Quiconque a beaucoup vu, peut avoir beaucoup retenu

Une hirondelle en ses voyages

Avait beaucoup appris. Quiconque a beaucoup vu

Peut avoir beaucoup retenu.

Celle-ci prévoyait jusqu'aux moindres orages,

Et devant qu'ils fussent éclos,

Les annonçait aux matelots.

Il arriva qu'au temps que la chanvre se sème,

Elle vit un manant en couvrir maints sillons :

" Ceci ne me plaît pas, dit-elle aux oisillons.

Je vous plains : car pour moi, dans ce péril extrême,

Je saurai m'éloigner, ou vivre en quelque coin.

Voyez-vous cette main qui par les airs chemine ?
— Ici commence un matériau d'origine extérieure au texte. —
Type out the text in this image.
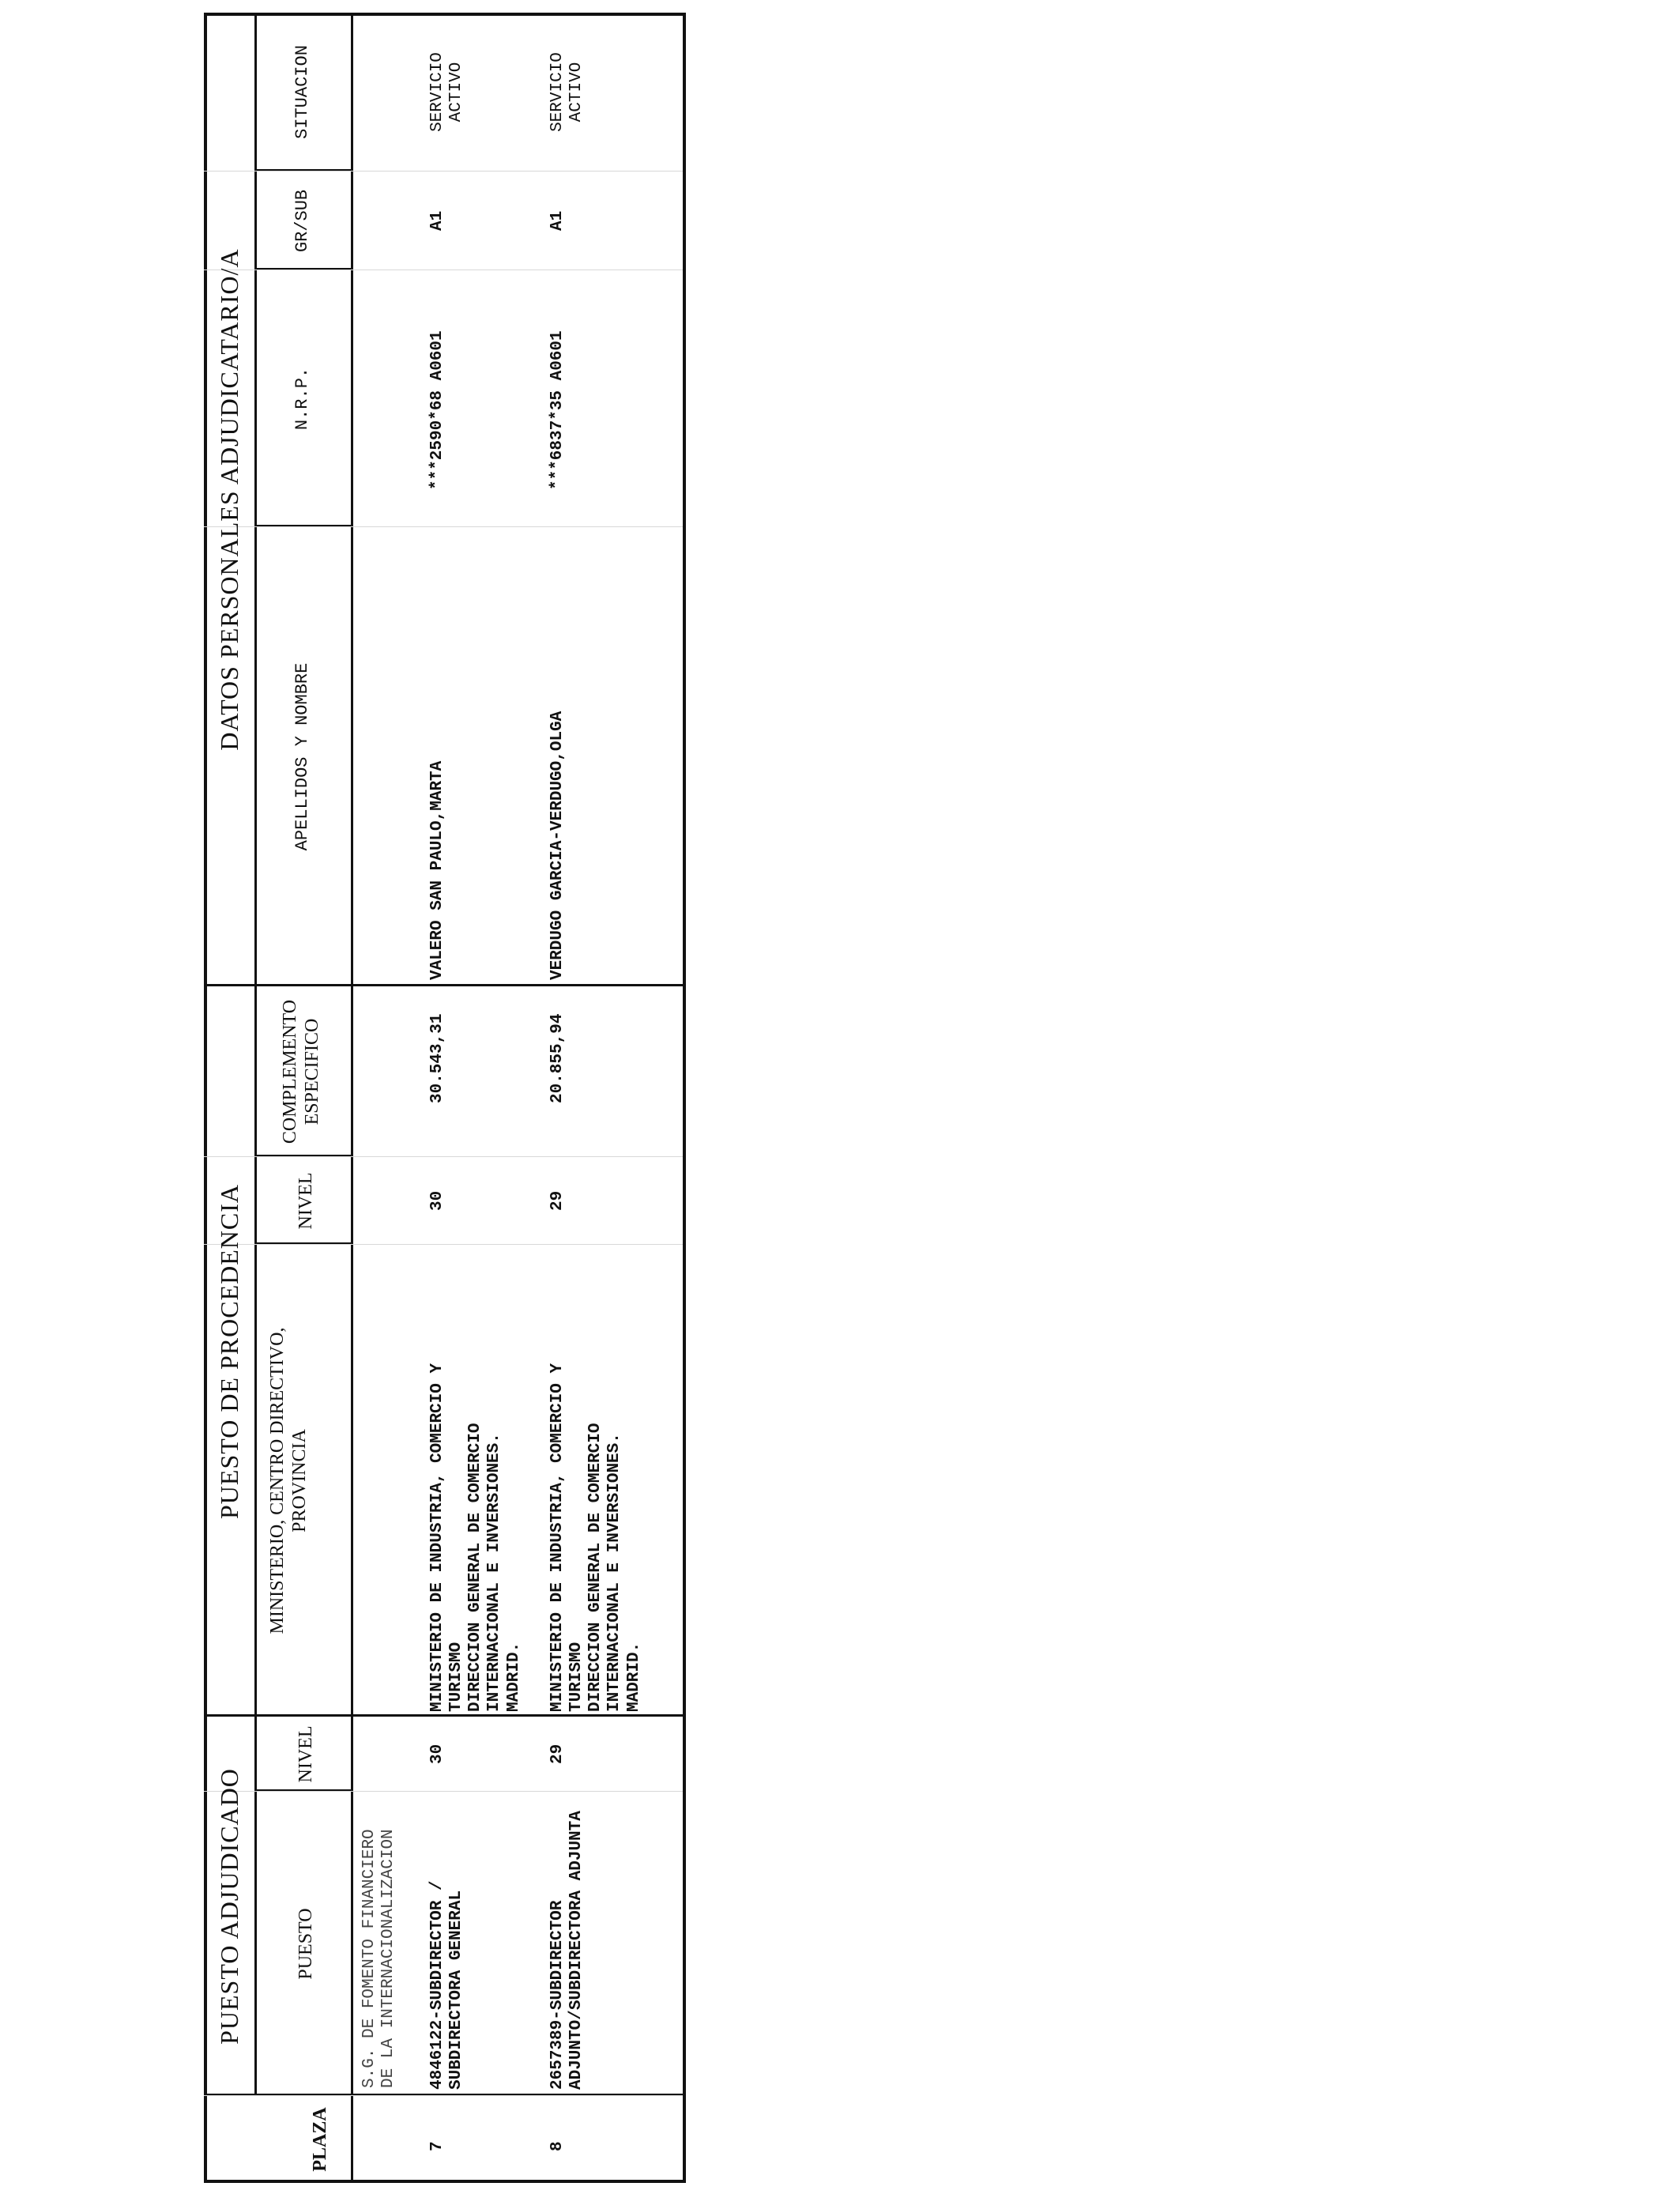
PUESTO ADJUDICADO
PUESTO DE PROCEDENCIA
DATOS PERSONALES ADJUDICATARIO/A
PLAZA
PUESTO
NIVEL
MINISTERIO, CENTRO DIRECTIVO, PROVINCIA
NIVEL
COMPLEMENTO ESPECIFICO
APELLIDOS Y NOMBRE
N.R.P.
GR/SUB
SITUACION
S.G. DE FOMENTO FINANCIERO DE LA INTERNACIONALIZACION
7
4846122-SUBDIRECTOR / SUBDIRECTORA GENERAL
30
MINISTERIO DE INDUSTRIA, COMERCIO Y TURISMO DIRECCION GENERAL DE COMERCIO INTERNACIONAL E INVERSIONES. MADRID.
30
30.543,31
VALERO SAN PAULO,MARTA
***2590*68 A0601
A1
SERVICIO ACTIVO
8
2657389-SUBDIRECTOR ADJUNTO/SUBDIRECTORA ADJUNTA
29
MINISTERIO DE INDUSTRIA, COMERCIO Y TURISMO DIRECCION GENERAL DE COMERCIO INTERNACIONAL E INVERSIONES. MADRID.
29
20.855,94
VERDUGO GARCIA-VERDUGO,OLGA
***6837*35 A0601
A1
SERVICIO ACTIVO
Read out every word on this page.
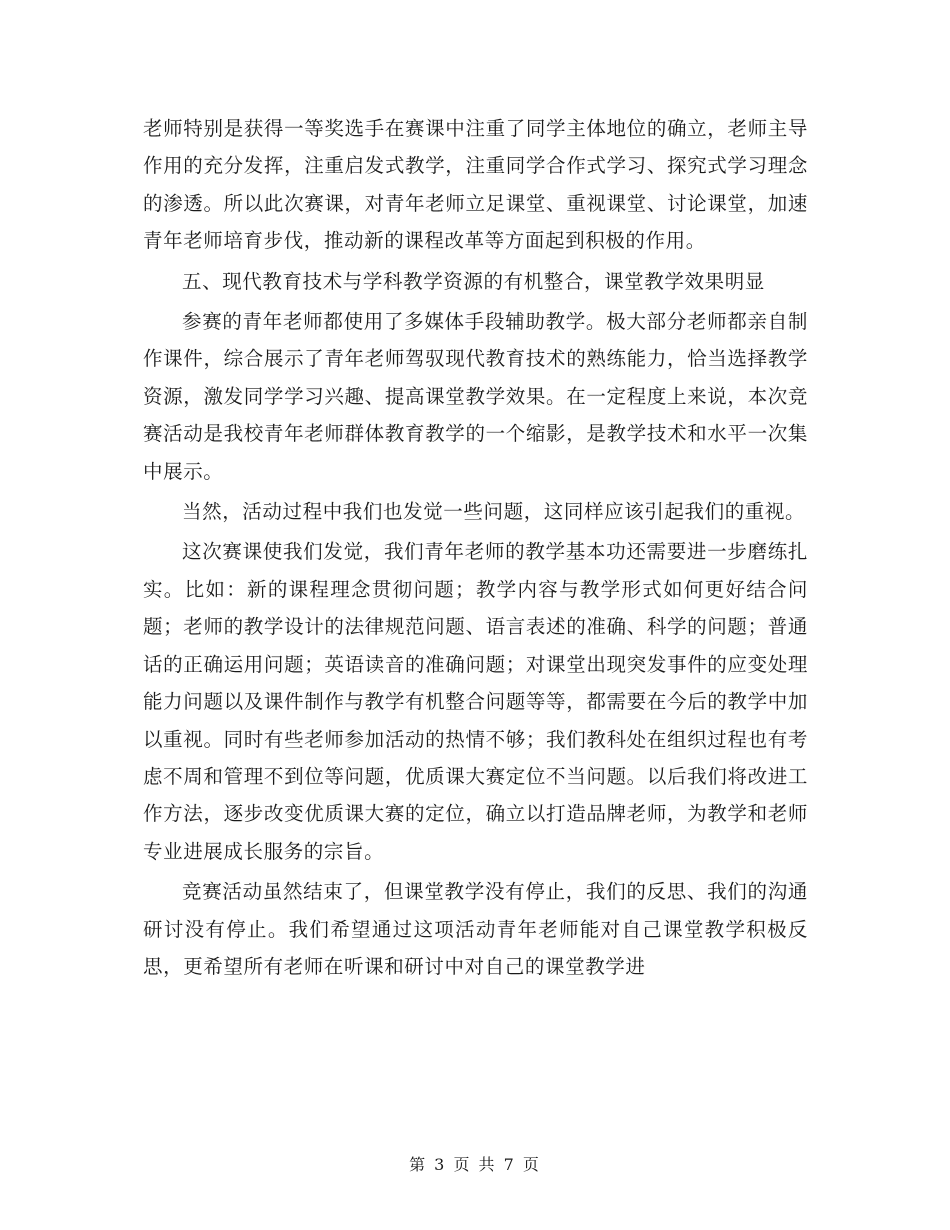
老师特别是获得一等奖选手在赛课中注重了同学主体地位的确立，老师主导作用的充分发挥，注重启发式教学，注重同学合作式学习、探究式学习理念的渗透。所以此次赛课，对青年老师立足课堂、重视课堂、讨论课堂，加速青年老师培育步伐，推动新的课程改革等方面起到积极的作用。

五、现代教育技术与学科教学资源的有机整合，课堂教学效果明显

参赛的青年老师都使用了多媒体手段辅助教学。极大部分老师都亲自制作课件，综合展示了青年老师驾驭现代教育技术的熟练能力，恰当选择教学资源，激发同学学习兴趣、提高课堂教学效果。在一定程度上来说，本次竞赛活动是我校青年老师群体教育教学的一个缩影，是教学技术和水平一次集中展示。

当然，活动过程中我们也发觉一些问题，这同样应该引起我们的重视。

这次赛课使我们发觉，我们青年老师的教学基本功还需要进一步磨练扎实。比如：新的课程理念贯彻问题；教学内容与教学形式如何更好结合问题；老师的教学设计的法律规范问题、语言表述的准确、科学的问题；普通话的正确运用问题；英语读音的准确问题；对课堂出现突发事件的应变处理能力问题以及课件制作与教学有机整合问题等等，都需要在今后的教学中加以重视。同时有些老师参加活动的热情不够；我们教科处在组织过程也有考虑不周和管理不到位等问题，优质课大赛定位不当问题。以后我们将改进工作方法，逐步改变优质课大赛的定位，确立以打造品牌老师，为教学和老师专业进展成长服务的宗旨。

竞赛活动虽然结束了，但课堂教学没有停止，我们的反思、我们的沟通研讨没有停止。我们希望通过这项活动青年老师能对自己课堂教学积极反思，更希望所有老师在听课和研讨中对自己的课堂教学进

第 3 页 共 7 页
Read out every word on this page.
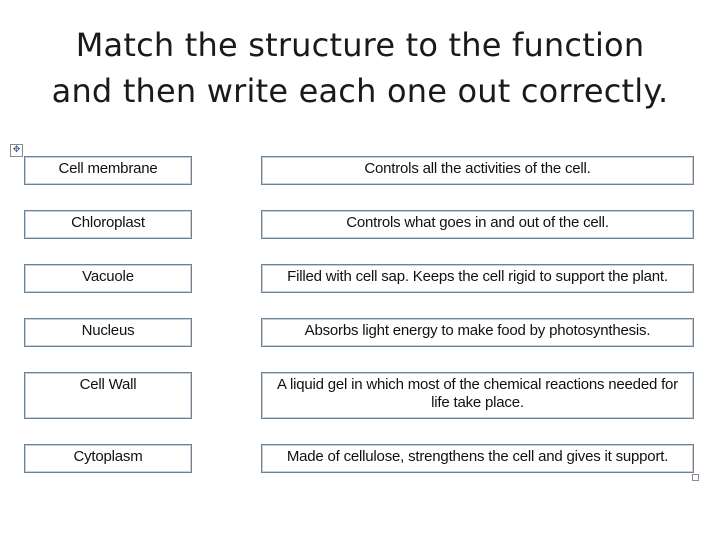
Match the structure to the function
and then write each one out correctly.
✥
Cell membrane	Controls all the activities of the cell.
Chloroplast	Controls what goes in and out of the cell.
Vacuole	Filled with cell sap. Keeps the cell rigid to support the plant.
Nucleus	Absorbs light energy to make food by photosynthesis.
Cell Wall	A liquid gel in which most of the chemical reactions needed for life take place.
Cytoplasm	Made of cellulose, strengthens the cell and gives it support.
Un jour viendra, qui n'est pas loin,

Que ce qu'elle répand sera votre ruine.

De là naîtront engins à vous envelopper,

Et lacets pour vous attraper,

Enfin mainte et mainte machine

Qui causera dans la saison

Votre mort ou votre prison.

Gare la cage ou le chaudron !

C'est pourquoi, leur dit l'hirondelle,

Mangez ce grain, et croyez-moi. "

Les oiseaux de moquèrent d'elle :

Ils trouvaient aux champs trop de quoi.

Quand la chènevière fut verte,

L'hirondelle leur dit : " Arrachez brin à brin

Ce qu'a produit ce maudit grain,

Ou soyez sûrs de votre perte.

Prophète de malheur, babillarde, dit-on,

Le bel emploi que tu nous donnes !

Il nous faudrait mille personnes

Pour éplucher tout ce canton. "

La chanvre étant tout à fait crue,

L'hirondelle ajouta : " Ceci ne va pas bien ;

Mauvaise graine est tôt venue.

 

Mais puisque jusqu'ici l'on ne m'a crue en rien ;

Dès que vous verrez que la terre

Sera couverte, et qu'à leurs blés

Les gens n'étant plus occupés

Feront aux oisillons la guerre ;

Quand reginglettes et réseaux

Attraperont petit oiseau,

Ne volez plus de place en place ;

Demeurez au logis, ou changez de climat :

Imitez le canard, la grue et la bécasse.

Mais vous n'êtes pas en état

De passer comme nous les déserts et les ondes,

Ni d'aller chercher d'autres mondes.

C'est pourquoi vous n'avez qu'un parti qui soit sûr :

C'est de vous renfermer aux trous de quelque mur. "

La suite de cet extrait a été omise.